I have become an expert in getting over crushes, infatuations and love. I had to adopt a repertoire of skills to achieve this end – brooding over something you can never have, I have come to discover, is a waste of time.
Every human experiences unrequited love at one point or another over the span of his life. Being attracted to people of your sex ensures that this will happen to you. (If you are an exception to this rule, you shouldn’t be reading this).
Moments where I felt love for someone who I wasn’t sure would requite it were bitter, scary, and painful. The worst moments came when the love developed from a cherished friendship; guilt, confusion and a desire to withdraw got thrown into the mix of already corrosive emotions.
Love, a beautiful thing, turns horrendous: nights become sleepless, foods become tasteless, life becomes colourless.
Then, he comes, arms stretched wide for a hug, a smile that blurs everything else and a gaze that suggests he just “might” be interested.
I would wish meanings into his otherwise trivial actions: “Oh my Gad, he called me dear” “He texted I miss you” “He winked at me when no one was looking” “He even held my waist long after he released me from our hug”.

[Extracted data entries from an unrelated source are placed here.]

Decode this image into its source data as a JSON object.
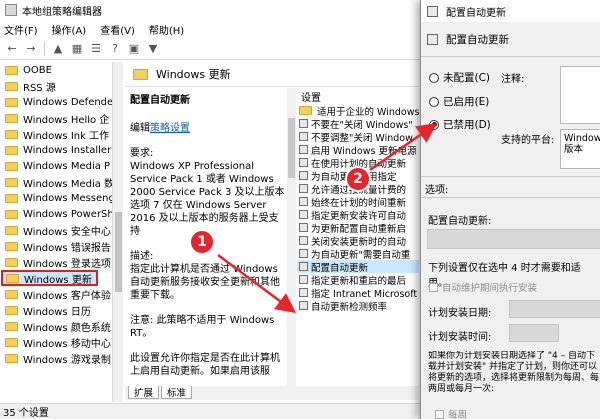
{
  "window": {
    "title": "本地组策略编辑器"
  },
  "menu": [
    "文件(F)",
    "操作(A)",
    "查看(V)",
    "帮助(H)"
  ],
  "toolbar": {
    "icons": [
      "back-icon",
      "forward-icon",
      "folder-up-icon",
      "properties-icon",
      "show-hide-tree-icon",
      "help-icon",
      "console-icon",
      "filter-icon"
    ]
  },
  "tree": {
    "items": [
      "OOBE",
      "RSS 源",
      "Windows Defende",
      "Windows Hello 企",
      "Windows Ink 工作",
      "Windows Installer",
      "Windows Media P",
      "Windows Media 数",
      "Windows Messeng",
      "Windows PowerSh",
      "Windows 安全中心",
      "Windows 错误报告",
      "Windows 登录选项",
      "Windows 更新",
      "Windows 客户体验",
      "Windows 日历",
      "Windows 颜色系统",
      "Windows 移动中心",
      "Windows 游戏录制"
    ],
    "selected_index": 13
  },
  "pane_header": "Windows 更新",
  "description": {
    "title": "配置自动更新",
    "edit_prefix": "编辑",
    "edit_link": "策略设置",
    "requirements_label": "要求:",
    "requirements": "Windows XP Professional Service Pack 1 或者 Windows 2000 Service Pack 3 及以上版本 选项 7 仅在 Windows Server 2016 及以上版本的服务器上受支持",
    "desc_label": "描述:",
    "desc": "指定此计算机是否通过 Windows 自动更新服务接收安全更新和其他重要下载。",
    "note": "注意: 此策略不适用于 Windows RT。",
    "more": "此设置允许你指定是否在此计算机上启用自动更新。如果启用该服"
  },
  "settings": {
    "column_header": "设置",
    "rows": [
      "适用于企业的 Windows",
      "不要在\"关闭 Windows\"",
      "不要调整\"关闭 Window",
      "启用 Windows 更新电源",
      "在使用计划的自动更新",
      "为自动更新启用指定",
      "允许通过按流量计费的",
      "始终在计划的时间重新",
      "指定更新安装许可自动",
      "为更新配置自动重新启",
      "关闭安装更新时的自动",
      "为自动更新\"需要自动重",
      "配置自动更新",
      "指定更新和重启的最后",
      "指定 Intranet Microsoft",
      "自动更新检测频率"
    ],
    "selected_index": 12
  },
  "tabs": [
    "扩展",
    "标准"
  ],
  "status": "35 个设置",
  "dialog": {
    "title": "配置自动更新",
    "heading": "配置自动更新",
    "radios": [
      "未配置(C)",
      "已启用(E)",
      "已禁用(D)"
    ],
    "selected_radio": 2,
    "comment_label": "注释:",
    "platform_label": "支持的平台:",
    "platform_text": "Windows 版本",
    "options_label": "选项:",
    "configure_label": "配置自动更新:",
    "apply_note": "下列设置仅在选中 4 时才需要和适用。",
    "install_maintenance": "自动维护期间执行安装",
    "schedule_day": "计划安装日期:",
    "schedule_time": "计划安装时间:",
    "help_text": "如果你为计划安装日期选择了 \"4 – 自动下载并计划安装\" 并指定了计划，则你还可以将更新的选项，选择将更新限制为每周、每两周或每月一次:",
    "weekly": "每周"
  },
  "badges": [
    "1",
    "2"
  ],
  "colors": {
    "selection": "#cce8ff",
    "highlight_border": "#e02020",
    "badge": "#e5242b",
    "link": "#0d5fb5"
  }
}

But, reality had a way of making my delusions clear.
To cope, I deleted their numbers from my phone. This helped until I would become overwhelmed by the urge to get it back from facebook. Deleting them from facebook seemed too radical and they would know something was up.
I found every excuse to stay away from them: changed reading classes, lied that I wasn’t home when they came visiting, gave (meaningless) reasons why I couldn’t fulfill any of their request/favours. This only made things worse. The more I stayed away, the more I wanted them close.
I told myself it would pass. In one case, I waited two years for it to pass. It didn’t. To set my eyes on him was to fall in love with him anew. In the third year, I told him. This seemed to do the trick. If deleting their number, staying away didn’t work, and the feeling lasted more than six months, i would tell them. It did the trick.
This method is based on the premise that I refuse to suffer over something I have little control over. So, If I like someone and I sense the person might not like me back. I let the person know how I feel – true friends are there to ease life, right?
A kind of reality check comes from hearing the “love of your life” say: “I can’t love you in that way” or “I’m not just into you”. Your brain resets from the “rejection”. You become free to start looking for new love. Or, the love becomes an overwhelming pain you find easier to let go in comparison to the love you held on to in blind hope.
I recognize dangers exist in telling a man about feelings I have. Everything in life should be approached with care. However, overcaution is a dangerous propensity. Think things through: if your friend is a talker, consider that he might give talks about your “private talk”. Can you deal with the consequence?
This piece is narrowed to the perspective from my experience. Nothing elaborate. Just saying: care for yourself; know when a crush is a worthy crush. If an endeavour isn’t worth it, move on. It only helps to find out.